[development] Everything's a node != Everything's in 1 table

Tue Jan 23 03:28:22 UTC 2007

On Mon, 2007-01-22 at 20:48 -0600, Larry Garfield wrote:

> And right there you lose the ability to treat a node as "just a node", because 
> the node data is so spread out.  You can't easily "find all nodes created 
> after time X", because there's n different tables you have to search.  

I think I would tend to disagree. Yes, you need to load from the
database a definition of each node type. However, you only have to do
that once per node type, not once per transaction. Once you have that
type definition in memory, you can build a single query for your node
operation, regardless of how many tables the node data are spread out
among. I'll offer a refinement of my previous example for illustration:

function retrieve_newer($nodetype, $cutoff_datetime, $comparison='>=') {
  $querytext = 'SELECT * FROM node_'. $nodetype. ' ';
  $jointype = 'INNER';
  foreach( list_type_components($nodetype) AS $comp) {
    $querytext .= "$jointype JOIN typecomp_$comp 
      ON node_$nodetype.node_id 
        = typecomp_$comp.node_id". ' ';
  }
/* etc. */
  return $resultset;
}

The developer/user never needs to know about the table structure. All he
needs to know is the type identifier, or even just a type component
identifier. For SELECTing node data, he gets all the fields together,
and when he refers to 

  $mynode[component_name][field_name]

he'll get the fields he wants. The only way he wouldn't is if he asked
for the wrong node type, and that's hard to do in this example. (As I
mentioned previously, you would never even want a node's data without
having at least partial knowledge of its type.)

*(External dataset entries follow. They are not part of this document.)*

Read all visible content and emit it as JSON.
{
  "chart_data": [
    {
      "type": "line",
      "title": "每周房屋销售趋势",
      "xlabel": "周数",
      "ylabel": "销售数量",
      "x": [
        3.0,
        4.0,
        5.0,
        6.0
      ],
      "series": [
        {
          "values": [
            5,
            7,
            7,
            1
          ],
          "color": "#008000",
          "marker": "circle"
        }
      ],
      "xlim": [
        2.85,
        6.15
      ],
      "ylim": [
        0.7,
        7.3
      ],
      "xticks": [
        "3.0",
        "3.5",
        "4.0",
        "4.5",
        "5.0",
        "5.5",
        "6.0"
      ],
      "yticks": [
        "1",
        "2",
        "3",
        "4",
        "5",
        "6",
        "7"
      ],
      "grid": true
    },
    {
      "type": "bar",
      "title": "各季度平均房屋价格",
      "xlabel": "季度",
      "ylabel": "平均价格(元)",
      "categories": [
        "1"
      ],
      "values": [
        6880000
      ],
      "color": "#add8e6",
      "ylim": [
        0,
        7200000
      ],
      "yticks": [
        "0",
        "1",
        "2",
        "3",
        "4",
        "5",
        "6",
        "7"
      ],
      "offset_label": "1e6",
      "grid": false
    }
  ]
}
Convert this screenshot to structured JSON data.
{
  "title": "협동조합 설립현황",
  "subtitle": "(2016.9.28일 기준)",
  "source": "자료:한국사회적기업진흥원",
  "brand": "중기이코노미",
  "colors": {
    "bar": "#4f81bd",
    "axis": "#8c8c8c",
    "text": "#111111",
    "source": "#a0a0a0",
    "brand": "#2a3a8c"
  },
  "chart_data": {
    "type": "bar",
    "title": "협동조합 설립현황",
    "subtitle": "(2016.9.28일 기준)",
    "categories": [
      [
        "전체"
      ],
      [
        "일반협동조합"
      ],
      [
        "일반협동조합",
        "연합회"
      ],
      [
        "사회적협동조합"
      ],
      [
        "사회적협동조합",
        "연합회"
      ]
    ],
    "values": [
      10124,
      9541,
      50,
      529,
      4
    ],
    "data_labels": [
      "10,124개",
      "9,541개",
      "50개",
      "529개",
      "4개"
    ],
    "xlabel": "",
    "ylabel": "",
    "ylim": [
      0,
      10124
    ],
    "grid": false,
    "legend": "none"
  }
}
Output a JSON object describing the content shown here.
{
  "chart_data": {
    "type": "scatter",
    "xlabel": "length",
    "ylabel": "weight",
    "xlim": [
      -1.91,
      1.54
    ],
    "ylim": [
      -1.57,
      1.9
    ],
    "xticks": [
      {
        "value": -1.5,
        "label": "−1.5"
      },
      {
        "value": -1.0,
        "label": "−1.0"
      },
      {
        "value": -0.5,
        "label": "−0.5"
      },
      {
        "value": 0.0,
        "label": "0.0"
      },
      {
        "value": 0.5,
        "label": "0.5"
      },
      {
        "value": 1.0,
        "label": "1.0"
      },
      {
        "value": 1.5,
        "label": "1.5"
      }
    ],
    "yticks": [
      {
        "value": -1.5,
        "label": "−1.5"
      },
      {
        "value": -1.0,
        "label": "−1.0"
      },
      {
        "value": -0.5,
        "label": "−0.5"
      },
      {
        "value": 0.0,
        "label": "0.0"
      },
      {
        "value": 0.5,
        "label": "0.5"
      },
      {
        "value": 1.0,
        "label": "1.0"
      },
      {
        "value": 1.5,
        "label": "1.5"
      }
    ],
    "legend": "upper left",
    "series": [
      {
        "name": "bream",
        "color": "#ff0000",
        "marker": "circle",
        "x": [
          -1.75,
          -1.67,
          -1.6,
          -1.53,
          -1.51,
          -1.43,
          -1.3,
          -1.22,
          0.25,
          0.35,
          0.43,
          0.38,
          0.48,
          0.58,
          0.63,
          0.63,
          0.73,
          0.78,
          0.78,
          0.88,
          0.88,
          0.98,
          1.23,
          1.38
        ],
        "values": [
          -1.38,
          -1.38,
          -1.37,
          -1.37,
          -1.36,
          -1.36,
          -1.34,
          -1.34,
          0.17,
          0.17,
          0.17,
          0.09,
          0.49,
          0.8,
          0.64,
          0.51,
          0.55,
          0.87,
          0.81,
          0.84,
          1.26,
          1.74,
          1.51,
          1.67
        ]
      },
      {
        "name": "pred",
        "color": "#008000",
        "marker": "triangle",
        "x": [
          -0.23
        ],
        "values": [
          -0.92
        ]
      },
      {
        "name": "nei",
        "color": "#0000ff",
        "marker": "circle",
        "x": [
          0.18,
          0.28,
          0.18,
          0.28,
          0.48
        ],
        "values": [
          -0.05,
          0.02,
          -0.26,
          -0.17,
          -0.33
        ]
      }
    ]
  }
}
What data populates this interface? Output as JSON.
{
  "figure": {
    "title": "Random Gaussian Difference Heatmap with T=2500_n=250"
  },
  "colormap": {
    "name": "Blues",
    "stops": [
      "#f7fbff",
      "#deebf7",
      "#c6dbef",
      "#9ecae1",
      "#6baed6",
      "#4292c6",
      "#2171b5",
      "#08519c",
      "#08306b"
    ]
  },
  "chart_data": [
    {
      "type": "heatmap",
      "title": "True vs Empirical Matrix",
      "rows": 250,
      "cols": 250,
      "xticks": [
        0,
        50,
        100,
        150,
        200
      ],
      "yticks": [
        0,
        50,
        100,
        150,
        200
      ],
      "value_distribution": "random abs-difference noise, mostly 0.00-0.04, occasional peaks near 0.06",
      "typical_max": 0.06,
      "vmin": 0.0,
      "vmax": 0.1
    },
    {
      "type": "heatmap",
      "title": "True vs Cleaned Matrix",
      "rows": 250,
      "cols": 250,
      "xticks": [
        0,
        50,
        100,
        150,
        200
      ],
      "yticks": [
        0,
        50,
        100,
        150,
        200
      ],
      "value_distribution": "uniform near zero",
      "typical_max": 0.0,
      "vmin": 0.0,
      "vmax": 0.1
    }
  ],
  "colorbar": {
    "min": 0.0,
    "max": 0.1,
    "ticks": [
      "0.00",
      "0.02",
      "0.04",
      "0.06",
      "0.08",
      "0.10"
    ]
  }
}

So, we'll have *at most* one query per node operation--less with lists
of nodes--plus one query per node type per bootstrap. (We may be able to
eliminate the latter. I'm about to post a proposed module loading scheme
that could reduce or eliminate those.)

Now, this does imply a separate query for each node type in any list of
nodes. I think maybe we could work to improve even that with the right
join setup, but even if I'm wrong, one query per node type ain't so bad.

> And of course, I'm seeing a trend toward more CCK-esque nodes, which means 
> fields get split out into separate tables to allow for richer data types and 
> multi-value fields.  That complicates things in an entirely different way.

Again, I believe I may not agree. Assume we require that *all* node
fields be bundled up in the named groups that I called "node type
components", and in the manner of modules like Case Tracker or Category.
Assume also that each type-component has its own table, with the
relationships I described before.

Then, simply by knowing either the node's type identifier _or_ the
identifier of any of the node's type components, we have full access to
all of a node's data, *even if* we don't have full information
beforehand of its type. _Complexity_ becomes much less of an issue at
the module-development level.

There is the peformance load of table joins to consider, but I'm not
worried about it much. For one, we have that now. For another, perhaps
that will be offset by the reduced number of queries involved in a node
transaction.

-Edgar